I hate sleds

So let’s start with the headline: I travelled to Antarctica to climb Mount Vinson and reached the summit at 7:00pm on December 5th 2021. You can stop reading now unless you want to find out what made this expedition truly challenging.

It all started at Vinson Base Camp, simply known as VBC by the climbing conoscenti. Our small group of four climbers arrived at VBC from Union Glacier in a Twin Otter aircraft equipped with skis. To get the gear from the plane to our tents we used orange plastic sleds. Standing by the plane I thought “Nice! No hauling packs today baby. This cheap orange piece of crap is my ticket to ride.”

With my gear dumped in the sled, I grabbed a thin rope at the front end and set out for the far side of basecamp. All hope of sledding bliss was destroyed over the next 100 meters.

After a few steps, on a downhill slope, the sled slammed into the back of my boots. “That’s a bit annoying” I thought. I then climbed up a low ridge in the snow and it felt like I was dragging a shipping container uphill using a piece of dental floss. Continuing on the downslope of the ridge, I anticipated the ‘whack’ on my boots that was inevitable as the sled obeyed gravity. Damn. This short journey included a moment with me staring at my gear on the ice after it was ejected by the sled for no reason at all (as far I’m concerned.) This was going to be a slow descent into hell.

The leader of our expedition, Justin, assured me this short, and irritating, introduction to pulling a sled would get sorted once we were roped in on the ice and the sleds properly tied. He lied. He had to. If he told me the truth I would have stayed in my tent.

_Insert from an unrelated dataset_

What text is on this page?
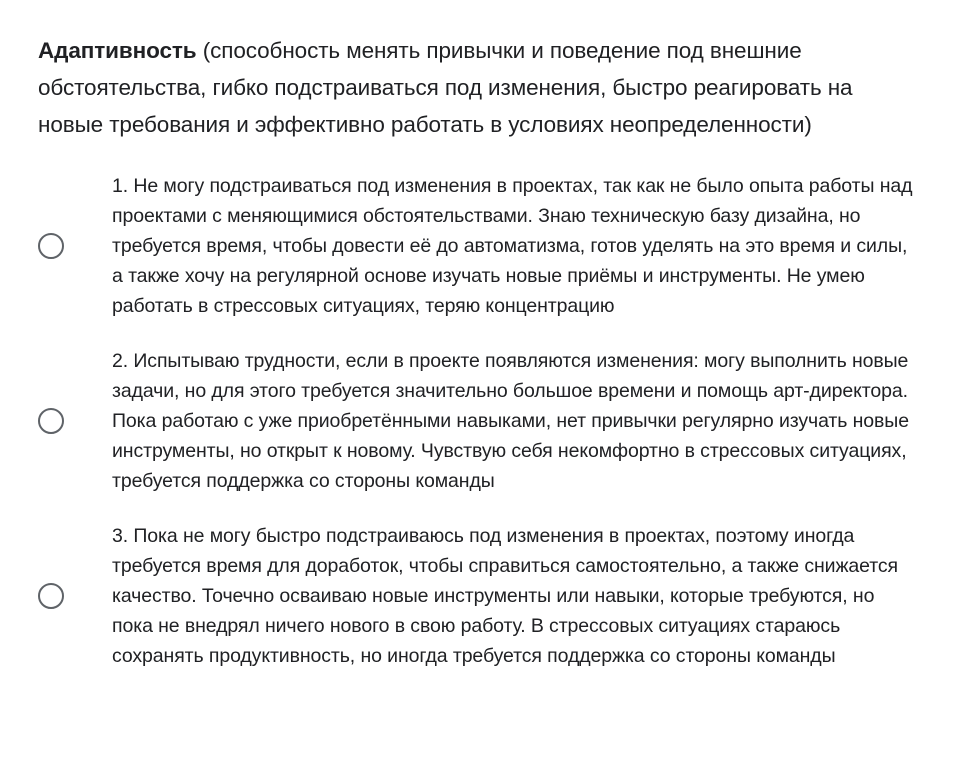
Адаптивность (способность менять привычки и поведение под внешние обстоятельства, гибко подстраиваться под изменения, быстро реагировать на новые требования и эффективно работать в условиях неопределенности)
1. Не могу подстраиваться под изменения в проектах, так как не было опыта работы над проектами с меняющимися обстоятельствами. Знаю техническую базу дизайна, но требуется время, чтобы довести её до автоматизма, готов уделять на это время и силы, а также хочу на регулярной основе изучать новые приёмы и инструменты. Не умею работать в стрессовых ситуациях, теряю концентрацию
2. Испытываю трудности, если в проекте появляются изменения: могу выполнить новые задачи, но для этого требуется значительно большое времени и помощь арт-директора. Пока работаю с уже приобретёнными навыками, нет привычки регулярно изучать новые инструменты, но открыт к новому. Чувствую себя некомфортно в стрессовых ситуациях, требуется поддержка со стороны команды
3. Пока не могу быстро подстраиваюсь под изменения в проектах, поэтому иногда требуется время для доработок, чтобы справиться самостоятельно, а также снижается качество. Точечно осваиваю новые инструменты или навыки, которые требуются, но пока не внедрял ничего нового в свою работу. В стрессовых ситуациях стараюсь сохранять продуктивность, но иногда требуется поддержка со стороны команды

Climbing safely on a glacier means roping up with your fellow climbers. Imagine a happy conga line of people progressing up a glacier, or down a glacier, with a rope running between each climber, secured to their harness. Now insert sleds. Absolute hell.

The climber behind you is ultimately responsible for making sure the sled you’re hauling doesn’t slam into you. You are responsible for the keeping the sled in front of you from taking out the climber you’re following. Imagine going across a slope when your sled wants to go sideways. F*ck.

At one point I had a shouting match with my sled. He didn’t try to defend himself. He just sat their on the ice looking bored. Imagine Tom Hanks in Cast Away talking to Wilson.

I reached the summit of Mount Vinson, the highest peak in Antarctica. It is one of the highlights of my lifetime of climbing. Despite the sleds.

PS the overwhelming beauty of Antarctica has to be seen to be believed. I will write another post about this aspect of the expedition.